Try nixing any of these common foods for at least week or two to see what happens. Detoxing from regular caffeine intake is almost guaranteed to give you a headache until you get it out of your system, so have the aspirin ready just in case. Try going to half decaf and then full and then no coffee at all for a bit. Become British, try some tea for a while – caf, then decaf or herbal.

Reintroduction of any potential allergen makes it pretty obvious whether or not there is an issue. With caffeine you may get a headache when you start up again, or you may just feel wired in a bad way. With other things like gluten and dairy, you may find you have unwanted digestive issues after eating.

The Take Away

Our bodies perform some alchemy every day, but there is a limit. We take in garbage and expect gold medals. We think we are healthy while we are young, but really our bodies are simply better able to mask the results of poor dietary choices. It all catches up with us somewhere between our late thirties and late forties. It’s simple science. If you put garbage in, you get garbage out.

Try keeping a food diary for a week or more. There are lots of apps for this purpose. You might be surprised at what you find out about your eating habits. Keeping track makes it easier to spot both effective and ineffective eating and will help you replicate the effective habits. Log or write down what you eat and how you feel at the end of the days and weeks.

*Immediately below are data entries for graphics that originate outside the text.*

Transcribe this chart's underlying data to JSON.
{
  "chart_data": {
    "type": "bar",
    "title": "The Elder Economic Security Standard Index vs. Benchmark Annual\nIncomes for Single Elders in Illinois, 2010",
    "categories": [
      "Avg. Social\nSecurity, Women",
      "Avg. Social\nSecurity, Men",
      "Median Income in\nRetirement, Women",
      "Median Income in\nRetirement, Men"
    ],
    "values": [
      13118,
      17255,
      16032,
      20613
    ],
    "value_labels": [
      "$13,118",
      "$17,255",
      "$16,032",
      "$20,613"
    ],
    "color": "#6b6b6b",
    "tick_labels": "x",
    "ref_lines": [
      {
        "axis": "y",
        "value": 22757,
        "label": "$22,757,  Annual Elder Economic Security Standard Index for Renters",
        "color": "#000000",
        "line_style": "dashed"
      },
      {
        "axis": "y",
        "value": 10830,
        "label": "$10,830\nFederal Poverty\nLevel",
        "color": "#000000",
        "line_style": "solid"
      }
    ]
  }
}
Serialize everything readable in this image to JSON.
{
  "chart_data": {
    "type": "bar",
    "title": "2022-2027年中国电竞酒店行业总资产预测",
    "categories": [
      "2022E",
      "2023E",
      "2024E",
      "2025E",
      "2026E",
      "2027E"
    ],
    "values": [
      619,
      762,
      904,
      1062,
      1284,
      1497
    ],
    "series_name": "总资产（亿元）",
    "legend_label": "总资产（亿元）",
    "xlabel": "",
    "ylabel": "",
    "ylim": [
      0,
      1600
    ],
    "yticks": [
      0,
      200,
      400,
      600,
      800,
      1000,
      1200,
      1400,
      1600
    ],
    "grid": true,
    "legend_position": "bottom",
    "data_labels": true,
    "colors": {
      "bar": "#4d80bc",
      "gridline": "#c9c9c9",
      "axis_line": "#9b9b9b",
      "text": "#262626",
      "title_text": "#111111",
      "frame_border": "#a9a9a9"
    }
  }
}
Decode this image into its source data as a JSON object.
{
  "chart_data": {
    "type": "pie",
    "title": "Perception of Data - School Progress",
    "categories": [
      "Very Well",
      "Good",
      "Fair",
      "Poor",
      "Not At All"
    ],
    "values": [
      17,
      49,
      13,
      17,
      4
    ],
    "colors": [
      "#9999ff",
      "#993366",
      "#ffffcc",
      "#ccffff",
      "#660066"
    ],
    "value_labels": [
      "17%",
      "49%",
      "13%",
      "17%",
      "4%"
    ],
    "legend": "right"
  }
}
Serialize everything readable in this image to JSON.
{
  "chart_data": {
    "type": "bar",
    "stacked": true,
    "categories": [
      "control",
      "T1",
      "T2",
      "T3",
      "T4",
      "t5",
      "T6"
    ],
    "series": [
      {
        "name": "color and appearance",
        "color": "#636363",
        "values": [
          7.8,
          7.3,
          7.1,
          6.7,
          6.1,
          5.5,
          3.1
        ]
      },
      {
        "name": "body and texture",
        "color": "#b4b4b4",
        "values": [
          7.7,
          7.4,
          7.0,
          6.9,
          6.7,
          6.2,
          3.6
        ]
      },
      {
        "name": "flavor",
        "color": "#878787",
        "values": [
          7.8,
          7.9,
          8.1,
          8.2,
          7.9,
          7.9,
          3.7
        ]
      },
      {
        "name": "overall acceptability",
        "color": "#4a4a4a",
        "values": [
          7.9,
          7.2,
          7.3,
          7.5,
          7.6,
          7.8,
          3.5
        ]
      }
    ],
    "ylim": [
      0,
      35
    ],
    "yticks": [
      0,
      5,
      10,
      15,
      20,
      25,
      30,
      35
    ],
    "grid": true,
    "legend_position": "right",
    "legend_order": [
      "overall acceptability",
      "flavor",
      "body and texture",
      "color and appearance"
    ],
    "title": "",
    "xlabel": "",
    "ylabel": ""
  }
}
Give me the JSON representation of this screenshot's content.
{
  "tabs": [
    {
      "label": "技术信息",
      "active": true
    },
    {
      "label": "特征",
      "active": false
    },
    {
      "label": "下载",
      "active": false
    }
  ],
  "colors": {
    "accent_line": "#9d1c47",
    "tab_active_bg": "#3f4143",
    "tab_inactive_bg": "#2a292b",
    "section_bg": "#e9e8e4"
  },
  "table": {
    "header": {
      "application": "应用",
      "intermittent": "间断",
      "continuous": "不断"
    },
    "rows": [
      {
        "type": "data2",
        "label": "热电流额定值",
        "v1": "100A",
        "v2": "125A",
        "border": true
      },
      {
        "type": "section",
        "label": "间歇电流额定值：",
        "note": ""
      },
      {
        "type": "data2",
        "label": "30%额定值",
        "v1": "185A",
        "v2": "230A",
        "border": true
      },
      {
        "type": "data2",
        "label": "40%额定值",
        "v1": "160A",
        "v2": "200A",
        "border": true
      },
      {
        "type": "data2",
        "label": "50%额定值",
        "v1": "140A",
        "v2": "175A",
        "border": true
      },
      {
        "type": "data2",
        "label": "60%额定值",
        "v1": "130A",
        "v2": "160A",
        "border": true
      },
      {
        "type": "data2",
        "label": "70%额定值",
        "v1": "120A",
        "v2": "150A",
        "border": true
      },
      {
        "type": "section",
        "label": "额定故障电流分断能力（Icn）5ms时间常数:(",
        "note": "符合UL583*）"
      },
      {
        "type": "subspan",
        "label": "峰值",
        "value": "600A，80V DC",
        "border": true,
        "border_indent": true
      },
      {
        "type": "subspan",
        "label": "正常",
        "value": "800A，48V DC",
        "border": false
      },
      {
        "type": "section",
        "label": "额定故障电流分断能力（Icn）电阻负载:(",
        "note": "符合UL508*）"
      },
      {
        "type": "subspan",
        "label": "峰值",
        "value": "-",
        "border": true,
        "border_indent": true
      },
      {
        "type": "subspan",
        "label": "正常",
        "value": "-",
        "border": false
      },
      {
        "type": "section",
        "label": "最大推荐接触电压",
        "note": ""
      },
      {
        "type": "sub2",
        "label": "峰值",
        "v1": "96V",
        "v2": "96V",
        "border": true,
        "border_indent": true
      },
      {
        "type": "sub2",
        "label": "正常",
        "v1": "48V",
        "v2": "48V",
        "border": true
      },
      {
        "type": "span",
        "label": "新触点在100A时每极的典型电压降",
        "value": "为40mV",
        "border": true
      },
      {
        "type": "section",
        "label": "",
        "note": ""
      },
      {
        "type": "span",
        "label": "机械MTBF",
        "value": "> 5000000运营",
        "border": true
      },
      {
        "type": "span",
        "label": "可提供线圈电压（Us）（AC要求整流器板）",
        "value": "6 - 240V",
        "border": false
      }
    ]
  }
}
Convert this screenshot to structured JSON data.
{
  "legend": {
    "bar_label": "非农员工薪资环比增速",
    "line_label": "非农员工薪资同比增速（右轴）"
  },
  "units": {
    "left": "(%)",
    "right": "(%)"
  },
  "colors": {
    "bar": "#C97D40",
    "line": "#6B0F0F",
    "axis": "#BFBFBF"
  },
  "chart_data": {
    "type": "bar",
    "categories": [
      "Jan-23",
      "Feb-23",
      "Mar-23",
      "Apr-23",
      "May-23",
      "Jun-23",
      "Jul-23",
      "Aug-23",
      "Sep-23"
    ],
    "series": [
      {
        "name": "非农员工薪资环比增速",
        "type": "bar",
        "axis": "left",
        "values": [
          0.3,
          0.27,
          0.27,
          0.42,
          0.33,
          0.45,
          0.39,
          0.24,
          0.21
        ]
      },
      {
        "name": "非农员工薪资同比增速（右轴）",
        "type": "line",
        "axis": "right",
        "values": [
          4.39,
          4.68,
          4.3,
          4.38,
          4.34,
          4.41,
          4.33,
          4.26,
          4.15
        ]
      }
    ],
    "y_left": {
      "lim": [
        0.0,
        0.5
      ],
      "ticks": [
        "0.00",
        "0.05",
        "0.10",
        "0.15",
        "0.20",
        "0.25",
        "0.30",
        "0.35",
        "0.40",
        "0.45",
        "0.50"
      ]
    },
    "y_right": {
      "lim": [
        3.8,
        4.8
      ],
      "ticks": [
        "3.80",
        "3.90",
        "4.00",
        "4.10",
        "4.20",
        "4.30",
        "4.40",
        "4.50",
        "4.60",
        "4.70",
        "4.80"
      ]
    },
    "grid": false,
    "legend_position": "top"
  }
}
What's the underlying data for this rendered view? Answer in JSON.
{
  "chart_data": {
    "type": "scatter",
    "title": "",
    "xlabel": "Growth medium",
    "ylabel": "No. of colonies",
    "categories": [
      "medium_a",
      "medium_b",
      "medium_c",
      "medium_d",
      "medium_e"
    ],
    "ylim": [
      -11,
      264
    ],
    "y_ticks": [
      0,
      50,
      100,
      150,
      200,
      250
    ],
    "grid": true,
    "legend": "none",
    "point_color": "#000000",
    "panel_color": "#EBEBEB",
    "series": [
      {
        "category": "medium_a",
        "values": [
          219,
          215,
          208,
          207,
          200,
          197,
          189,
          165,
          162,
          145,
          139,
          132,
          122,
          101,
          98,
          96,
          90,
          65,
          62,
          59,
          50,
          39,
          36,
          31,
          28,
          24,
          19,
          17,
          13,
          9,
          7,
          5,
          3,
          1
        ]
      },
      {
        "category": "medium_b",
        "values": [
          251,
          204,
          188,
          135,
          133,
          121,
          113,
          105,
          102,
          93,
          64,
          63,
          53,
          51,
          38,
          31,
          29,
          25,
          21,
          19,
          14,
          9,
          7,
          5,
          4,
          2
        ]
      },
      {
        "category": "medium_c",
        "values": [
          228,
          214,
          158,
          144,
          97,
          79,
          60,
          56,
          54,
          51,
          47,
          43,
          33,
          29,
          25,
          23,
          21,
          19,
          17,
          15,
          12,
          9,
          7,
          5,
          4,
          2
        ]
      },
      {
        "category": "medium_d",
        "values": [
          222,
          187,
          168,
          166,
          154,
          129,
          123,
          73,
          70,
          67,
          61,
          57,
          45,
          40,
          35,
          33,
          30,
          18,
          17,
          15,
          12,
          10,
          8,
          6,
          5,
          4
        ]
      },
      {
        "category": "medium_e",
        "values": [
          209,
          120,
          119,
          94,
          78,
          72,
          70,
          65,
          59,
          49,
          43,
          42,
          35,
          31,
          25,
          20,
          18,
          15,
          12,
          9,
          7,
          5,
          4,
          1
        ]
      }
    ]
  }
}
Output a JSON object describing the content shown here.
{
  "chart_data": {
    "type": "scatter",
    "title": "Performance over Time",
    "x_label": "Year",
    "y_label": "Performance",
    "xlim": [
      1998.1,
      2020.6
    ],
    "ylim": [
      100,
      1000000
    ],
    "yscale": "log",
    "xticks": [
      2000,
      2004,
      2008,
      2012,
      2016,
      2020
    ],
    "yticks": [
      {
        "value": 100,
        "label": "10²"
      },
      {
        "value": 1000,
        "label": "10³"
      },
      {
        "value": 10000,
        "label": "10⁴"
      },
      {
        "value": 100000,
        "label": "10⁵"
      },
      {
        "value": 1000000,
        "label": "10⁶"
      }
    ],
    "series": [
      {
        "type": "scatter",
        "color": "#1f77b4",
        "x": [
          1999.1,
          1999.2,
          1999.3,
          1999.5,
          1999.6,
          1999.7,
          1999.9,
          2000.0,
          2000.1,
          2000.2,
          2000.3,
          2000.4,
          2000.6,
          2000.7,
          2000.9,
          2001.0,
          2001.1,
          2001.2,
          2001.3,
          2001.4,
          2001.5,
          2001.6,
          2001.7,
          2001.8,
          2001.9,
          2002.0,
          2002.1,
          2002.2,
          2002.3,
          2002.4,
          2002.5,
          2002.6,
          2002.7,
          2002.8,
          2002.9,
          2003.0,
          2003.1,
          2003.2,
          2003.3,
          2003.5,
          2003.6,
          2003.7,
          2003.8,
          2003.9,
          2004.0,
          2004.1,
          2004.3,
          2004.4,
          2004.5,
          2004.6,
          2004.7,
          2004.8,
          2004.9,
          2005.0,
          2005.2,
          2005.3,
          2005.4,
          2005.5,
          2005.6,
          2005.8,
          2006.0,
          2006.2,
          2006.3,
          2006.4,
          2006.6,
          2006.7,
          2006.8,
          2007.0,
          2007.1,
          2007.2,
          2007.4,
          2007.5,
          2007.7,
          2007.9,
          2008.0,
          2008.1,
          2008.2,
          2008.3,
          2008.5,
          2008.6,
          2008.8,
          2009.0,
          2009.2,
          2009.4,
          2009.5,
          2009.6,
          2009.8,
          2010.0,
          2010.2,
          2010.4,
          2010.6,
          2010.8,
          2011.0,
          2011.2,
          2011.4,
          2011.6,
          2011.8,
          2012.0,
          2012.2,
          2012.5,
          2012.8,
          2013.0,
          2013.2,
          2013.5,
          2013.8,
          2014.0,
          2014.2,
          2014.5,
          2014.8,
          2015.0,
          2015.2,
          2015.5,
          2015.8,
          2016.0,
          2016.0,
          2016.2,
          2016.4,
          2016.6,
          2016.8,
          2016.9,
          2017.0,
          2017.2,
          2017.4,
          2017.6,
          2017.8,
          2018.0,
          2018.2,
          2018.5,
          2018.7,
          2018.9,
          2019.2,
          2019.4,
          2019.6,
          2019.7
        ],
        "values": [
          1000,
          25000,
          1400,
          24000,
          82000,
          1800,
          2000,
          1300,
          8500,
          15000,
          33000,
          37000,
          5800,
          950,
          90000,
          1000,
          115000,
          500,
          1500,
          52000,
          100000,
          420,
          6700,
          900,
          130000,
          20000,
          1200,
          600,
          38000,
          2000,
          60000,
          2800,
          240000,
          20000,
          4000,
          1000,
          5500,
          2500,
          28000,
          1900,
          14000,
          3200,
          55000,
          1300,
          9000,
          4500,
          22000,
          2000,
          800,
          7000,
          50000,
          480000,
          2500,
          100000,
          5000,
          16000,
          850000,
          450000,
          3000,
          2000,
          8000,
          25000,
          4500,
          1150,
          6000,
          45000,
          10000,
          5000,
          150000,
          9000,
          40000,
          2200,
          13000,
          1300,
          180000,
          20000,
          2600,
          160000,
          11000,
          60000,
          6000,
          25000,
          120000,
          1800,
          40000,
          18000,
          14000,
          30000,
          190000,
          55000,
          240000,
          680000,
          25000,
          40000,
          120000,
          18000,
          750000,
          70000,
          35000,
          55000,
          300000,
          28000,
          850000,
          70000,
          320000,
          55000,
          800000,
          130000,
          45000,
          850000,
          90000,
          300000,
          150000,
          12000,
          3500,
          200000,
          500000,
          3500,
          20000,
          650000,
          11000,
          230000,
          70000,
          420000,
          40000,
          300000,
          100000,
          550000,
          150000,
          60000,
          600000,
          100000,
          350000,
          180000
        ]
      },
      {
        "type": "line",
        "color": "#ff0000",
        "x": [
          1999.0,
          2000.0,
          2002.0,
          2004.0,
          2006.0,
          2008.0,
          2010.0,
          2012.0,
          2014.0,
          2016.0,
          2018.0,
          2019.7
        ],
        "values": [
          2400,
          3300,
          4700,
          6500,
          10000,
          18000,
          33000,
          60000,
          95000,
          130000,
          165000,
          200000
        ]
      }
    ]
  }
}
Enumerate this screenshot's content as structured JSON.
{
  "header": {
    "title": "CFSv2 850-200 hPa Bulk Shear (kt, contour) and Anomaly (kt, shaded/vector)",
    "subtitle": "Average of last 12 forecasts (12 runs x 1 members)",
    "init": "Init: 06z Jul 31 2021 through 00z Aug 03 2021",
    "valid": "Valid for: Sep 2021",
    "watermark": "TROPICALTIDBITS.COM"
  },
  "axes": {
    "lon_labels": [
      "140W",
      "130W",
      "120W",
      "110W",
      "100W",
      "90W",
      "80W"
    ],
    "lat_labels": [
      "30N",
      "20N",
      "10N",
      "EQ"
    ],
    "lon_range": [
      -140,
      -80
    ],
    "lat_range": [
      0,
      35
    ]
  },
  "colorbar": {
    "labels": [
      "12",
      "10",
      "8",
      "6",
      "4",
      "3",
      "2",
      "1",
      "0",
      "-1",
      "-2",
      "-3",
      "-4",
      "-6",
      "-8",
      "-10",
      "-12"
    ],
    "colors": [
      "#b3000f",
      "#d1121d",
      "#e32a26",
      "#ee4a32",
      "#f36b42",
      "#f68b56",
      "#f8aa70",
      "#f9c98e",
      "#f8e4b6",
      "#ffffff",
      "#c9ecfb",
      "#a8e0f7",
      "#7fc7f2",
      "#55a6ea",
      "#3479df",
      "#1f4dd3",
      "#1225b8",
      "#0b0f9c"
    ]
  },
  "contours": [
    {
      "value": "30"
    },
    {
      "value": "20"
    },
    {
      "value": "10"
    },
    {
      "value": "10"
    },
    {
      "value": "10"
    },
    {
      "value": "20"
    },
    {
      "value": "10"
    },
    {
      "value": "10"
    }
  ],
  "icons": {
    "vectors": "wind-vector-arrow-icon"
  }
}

If you observe a few of these rules you are likely to wake up rested on less sleep, have fewer muscle aches and pains, raise your energy level, stop yelling at your kids so much, have better sex, get into fewer arguments, remember names and regulate your menstrual cycle (if you have one).

In my experience, nutrition can make an enormous difference in quality of life, so it is an easy place to start, probably easier to do than say, finding a therapist or even getting into a regular exercise habit. Nutrition is a great place to start de-stressing and getting mentally and physically healthy and ready to combat zombies.

Suggested Reading

Food Rules by Michael Pollan is one of my favorite books. It is very short. You can just read the chapter headings if you like and get lots out of it. It is the most concise, easy to read, book on eating healthy ever written. Just keeping it on your counter will make you healthier. If you have the inclination to delve further into nutrition, read The Omnivore’s dilemma also by Pollan. At one point the author creates an entire meal from foraged resources just to see if he can. Great stuff.

If you are female, look into The Hormone Cure and the Hormone Reset Diet by Dr. Sara Gottfried, a Harvard educated gynecologist who has dedicated herself to helping women overcome, brainfog, anxiety, depression, mood swings and sleep and weight disorders stemming from hormone imbalances. It’s about time.

Murray Carpenter wrote a book called Caffeinated: How Our Daily Habit Helps, Hurts and Hooks Us, if want to learn more about the caffeine in your life.

Check out www.PrecisionNutrition.com for everything nutrition related.